Dr Patrick Nolan, Chief Economist, Reform
Tomorrow is 81 years since “Black Tuesday,” 29 October 1929, the day when prices on the US stock market collapsed and a range of events were set in motion that led to the Great Depression. This Depression devastated the world economy and some countries did not recover until the late 1930s or early 1940s.
The Great Depression provides lessons for the economic challenges we face today. Yet these differ from those we often hear. In particular, rather than purely being a failure in markets, recent scholarship has shown how policies that reduced competition and labour market flexibility made the Depression longer and more severe. This highlights the real danger of policy that damages the business environment and why, as Rt Hon David Cameron noted this week, encouraging private sector growth must be central to the Coalition’s economic policy.
To explain how government policy extended the Depression it is necessary to look at the detailed policy response in the US. The major policy response, the New Deal, created the system of Social Security in the US, contained steps to build confidence in the banking industry, strengthen banking regulation and curtailed speculation (the Glass-Stegall Act), and strengthen depositor and investor confidence (creating the Federal Deposit Insurance Corporation and the Securities and Exchange Commission).
However, the New Deal also included a National Industrial Recovery Act, which weakened competition laws and allowed industries to collusively increase prices. Although this Act was struck down as being unconstitutional in 1935, the policies of collusion it introduced continued. As Cole and Ohanian noted:
“There was no antitrust activity after the NIRA, despite overwhelming FTC evidence of price-fixing and production limits in many industries, and the National Labor Relations Act of 1935 gave unions substantial collective-bargaining power. While not permitted under federal law, the sit-down strike, in which workers were occupied factories and shut down production, was tolerated by governors in a number of states and was used with great success against major employers, including General Motors in 1937.”
The result was, as Cole and Ohanian go on to argue:
“a deepening of New Deal polices that raised wages even further above their competitive levels, and which further prevented the normal forces of supply and demand from restoring full employment. Our research indicates that New Deal labor and industrial policies prolonged the Depression by seven years.”
This can help explain why, as Milton Friedman has observed, “this was the only occasion in our record when one deep depression followed immediately on the heels of another.”
These findings are, not surprisingly, controversial. A range of other explanations have been given for the severity of the Depression, including the effect of government action following 1929 (or earlier inaction during the 1920s) on the money supply and the reduction in international trade and rise in tariffs following the Smoot-Hawley Act.

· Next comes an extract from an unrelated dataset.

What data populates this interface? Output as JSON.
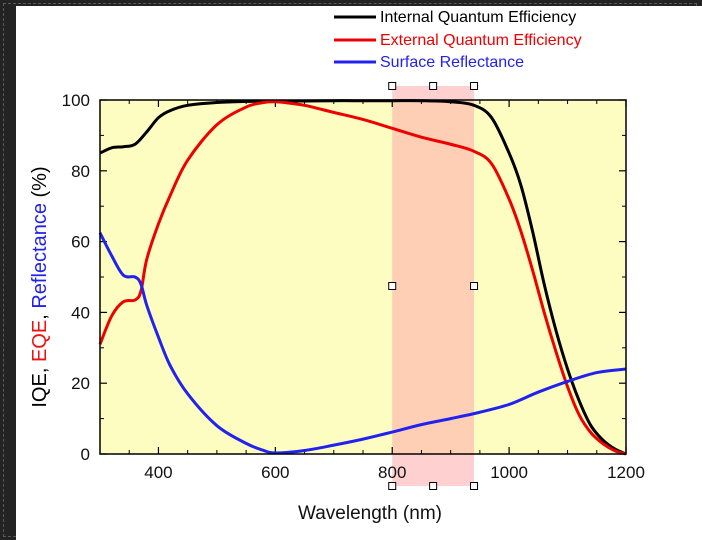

Yet what Cole and Ohanian highlight is the importance of the business environment and how a poor business environment can make the chance of a double dip more, not less, likely. To avoid the policy mistakes of the Great Depression we need supply side reforms that encourage competition and flexible labour markets. As Reform argued in our alternative Budget, “This requires broad-based and low rate taxation, deregulation and a flexible labour market. Targeted support for business should be time limited and focused on where the economic case is strongest.”